I have encountered med seeking behavior in hospitals and clinics; and also seen family members benefit and/or struggle with their use of opioids for real pain. My grandmother died of cancer, on morphine managed by her nurse daughter, so her transition would be peaceful. Opioids and other addictive medications certainly have their time and place.
But, as patients we must better understand pain so we can better advocate for ourselves. This will help us make better choices and know when we need to press our physicians to do more, or find a second opinion. Our family caregivers will also benefit from a better understanding of why we hurt, so they can support and advocate for use when the are needed most.
The last book I read did just that for me. I've always had a high pain tolerance, but struggle to know how to help others. Also, perhaps there will come a time when I need to seek care sooner instead of tolerating pain. Dr. Aneesh Singula's new book Why It Hurts: A physician's insights on the purpose of pain did help me to better understand.
The scientific explanations were written so even and administrator like me could understand and the numerous examples helped put it into perspective. The short of it is that pain is vitally important. The body is sending a message to the brain to get our attention. Just like a child, if we don't pay attention the body will scream at us using even more painful sensations.
I marked my book up with some notes, and share a few highlights below. If you or a love one struggles with pain, this book will help you be a more engaged patient who will hopefully find a way to stop the pain.
- Not all pain can be stopped and this is unfortunate. But, too many people live with pain that can be stopped, or needs to stop before irreversible damage is done. This is why you need to learn and advocate.
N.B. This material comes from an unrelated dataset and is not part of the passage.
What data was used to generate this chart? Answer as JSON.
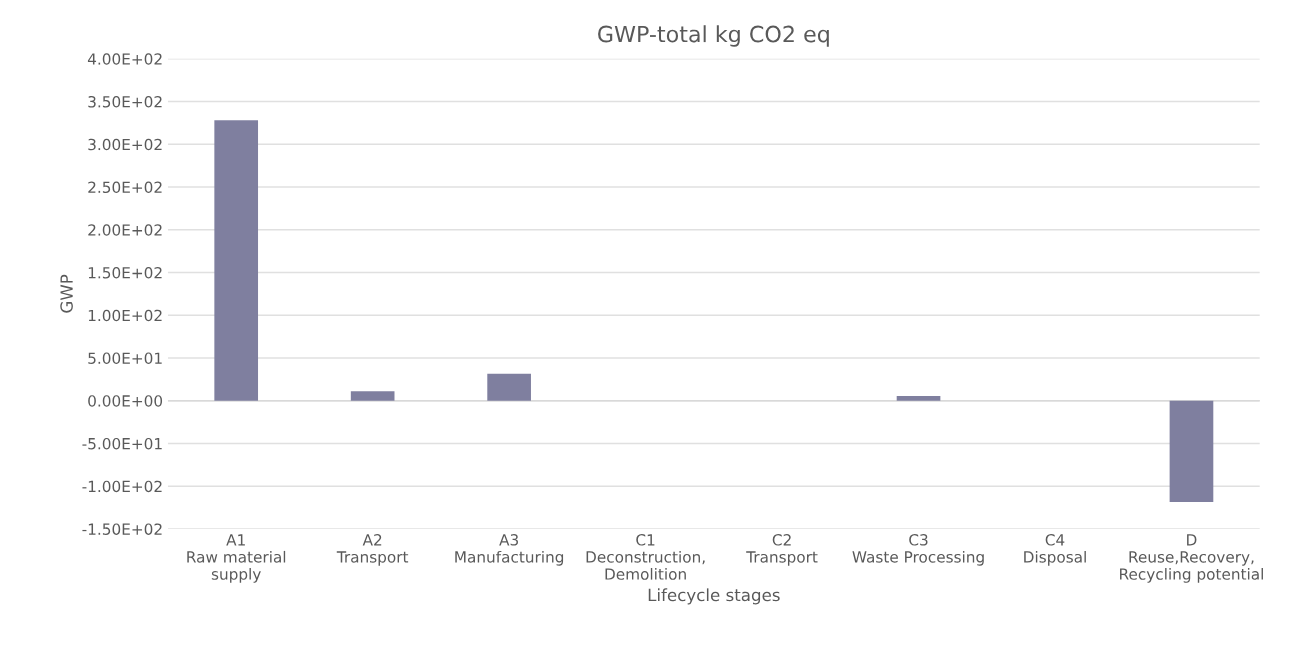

- If the pain can not be "fixed", physicians leveraging the art and science of medicine can help relieve suffering without causing more harm. This requires a delicate balance, perhaps finding the point where you can live with less pain or listening to our body and knowing when it is time to stop and rest. Think of a thermostat and your own balance of comfort with the cost of electricity or heating oil/gas.
- Pain helps reveal the root cause of what ails us. It is a highly developed alarm system the body uses to prevent further injury and properly attend to our underlying conditions. Think of a fire alarm! Should we shut it off with pain medication, or look for the fire?
- Pain provides your brain with constant feedback for adjustment, both consciously and subconsciously, every minute of the day. Those with insensitivity or delayed reactions to pain are at risk of serious injury.
- Psychological pain, suffering, can contribute to how we each experience physical pain.
- Pain is a tool for growth. Think of sports or fitness. The story of WWII prisoner of war, Louis Zamperini, offers a wonderful example of how pain can make us grow stronger.
- Stress makes pain worse! And, pain can cause stress. We the patient must take control here and practice the art and science of stress relief - with support from our physician.
- There is also a great review of a multidimensional model -perception of pain. It includes sensory, affective and cognitive.
As a society, this is an important issue. Why? Because, pain represents an equivalent of 1 out of 5 dollars spent on the entire US health care system per year. Perhaps if patients and their physicians could collaborate to better manage pain, we could make a real impact on the cost of healthcare in the US.
I really do recommend reading the book and reflecting on your own experience with pain. If you do, help support others by sharing what you learned in a comment.